Don Profitt, a Caribbean American, is among the 48 percent.

“I think we will go over this so called cliff for three reasons: (i) The Republicans are still playing politics and not adhering to the wishes of the majority of folks in this country – .raise the rate on the wealthy 2%; (ii) They’re still trying to give the POTUS a hard time in passing policies beneficial to the poor and middle classes – No Compromise and (iii) House speaker Boehner is caught between a rock and a hard place, since his failed attempt to pass his version of a plan.

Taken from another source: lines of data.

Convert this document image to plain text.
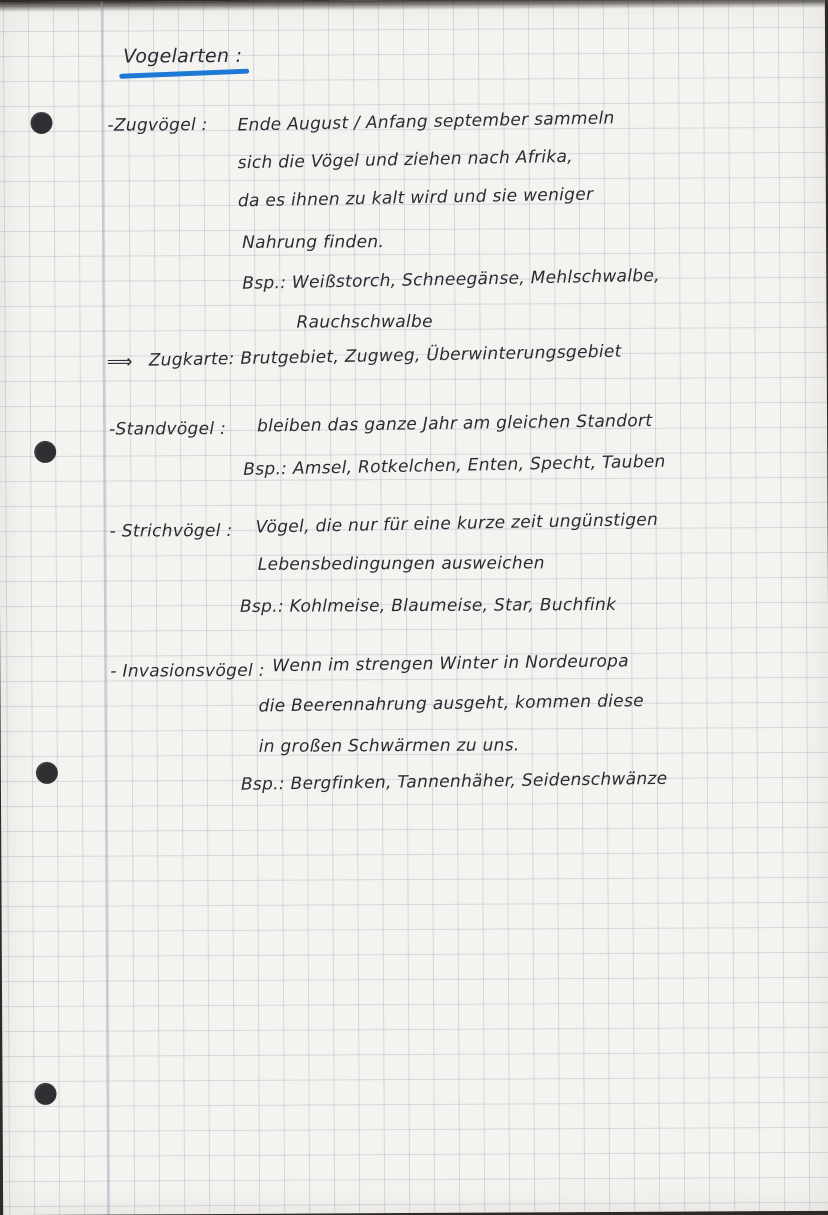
Vogelarten :
-Zugvögel : Ende August / Anfang september sammeln
sich die Vögel und ziehen nach Afrika,
da es ihnen zu kalt wird und sie weniger
Nahrung finden.
Bsp.: Weißstorch, Schneegänse, Mehlschwalbe,
Rauchschwalbe
⟹ Zugkarte: Brutgebiet, Zugweg, Überwinterungsgebiet
-Standvögel : bleiben das ganze Jahr am gleichen Standort
Bsp.: Amsel, Rotkelchen, Enten, Specht, Tauben
- Strichvögel : Vögel, die nur für eine kurze zeit ungünstigen
Lebensbedingungen ausweichen
Bsp.: Kohlmeise, Blaumeise, Star, Buchfink
- Invasionsvögel : Wenn im strengen Winter in Nordeuropa
die Beerennahrung ausgeht, kommen diese
in großen Schwärmen zu uns.
Bsp.: Bergfinken, Tannenhäher, Seidenschwänze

Who to listen to the Tea party or the hard line conservative Republicans?,” commented Profitt.

Minna Lafortune, a Caribbean American worker and organization leader, is worried about the implications on her bottom line.

“I am concerned how this will impact our take home pay , tax credits and benefits that many in our nation need to survive,” said Lafortune.

Allison Skeete, a New Jersey Guyanese national, says she is concerned “ that we will face the same fate of the Regan era with a sloppy second term as the players’ change who are working with POTUS.”

“It’s the same old nonsense and we’re forced to swallow the bitter pill and smile while doing it,” added Skeete. “I want more pay to pay more taxes and that won’t be happening.. We now have more benefits costs but less annual increase and I damn sure am not in a wealthy tax bracket… It’s the same old nonsense and we’re forced to swallow the bitter pill and smile while doing it…”

But many others are optimistic including Caribbean nationals Tony Welch, Sharon Gordon, Annan Boodram and W. Dave Dowrich, vice president at Goldman Sachs.

“We can’t afford to,” says Dowrich, pointing to the huge economic fall out going over the cliff could mean.

The Tax Policy Center, a nonpartisan research group, says going off the cliff would affect 88 percent of U.S. taxpayers, with their taxes rising by an average of $3,500 a year and unless lawmakers agree to an extension, federal long-term jobless benefits would expire for millions of unemployed Americans.

And about $1.2 trillion in federal spending cuts are scheduled to kick in next year, or roughly $110 billion a year for 10 years while the government-run health care program for seniors would face a 2 percent cut in Medicare payments to providers and insurance plans, which amounts to a reduction of $11 billion next year.

But Lloyd Blenman, Professor of Finance at the University of North Carolina-Charlotte, insists it is “all too uncertain at this stage.”
“It could be significant or it could be a non-event,” Blenman told NAN. “Who knows? They may actually strike a compromise before the end of the year, or if not, make the changes and apply them retroactively.”

With time running short, the most Congress seems capable of passing before Jan. 1 is a stopgap deal avoiding the disaster that would come from doing nothing.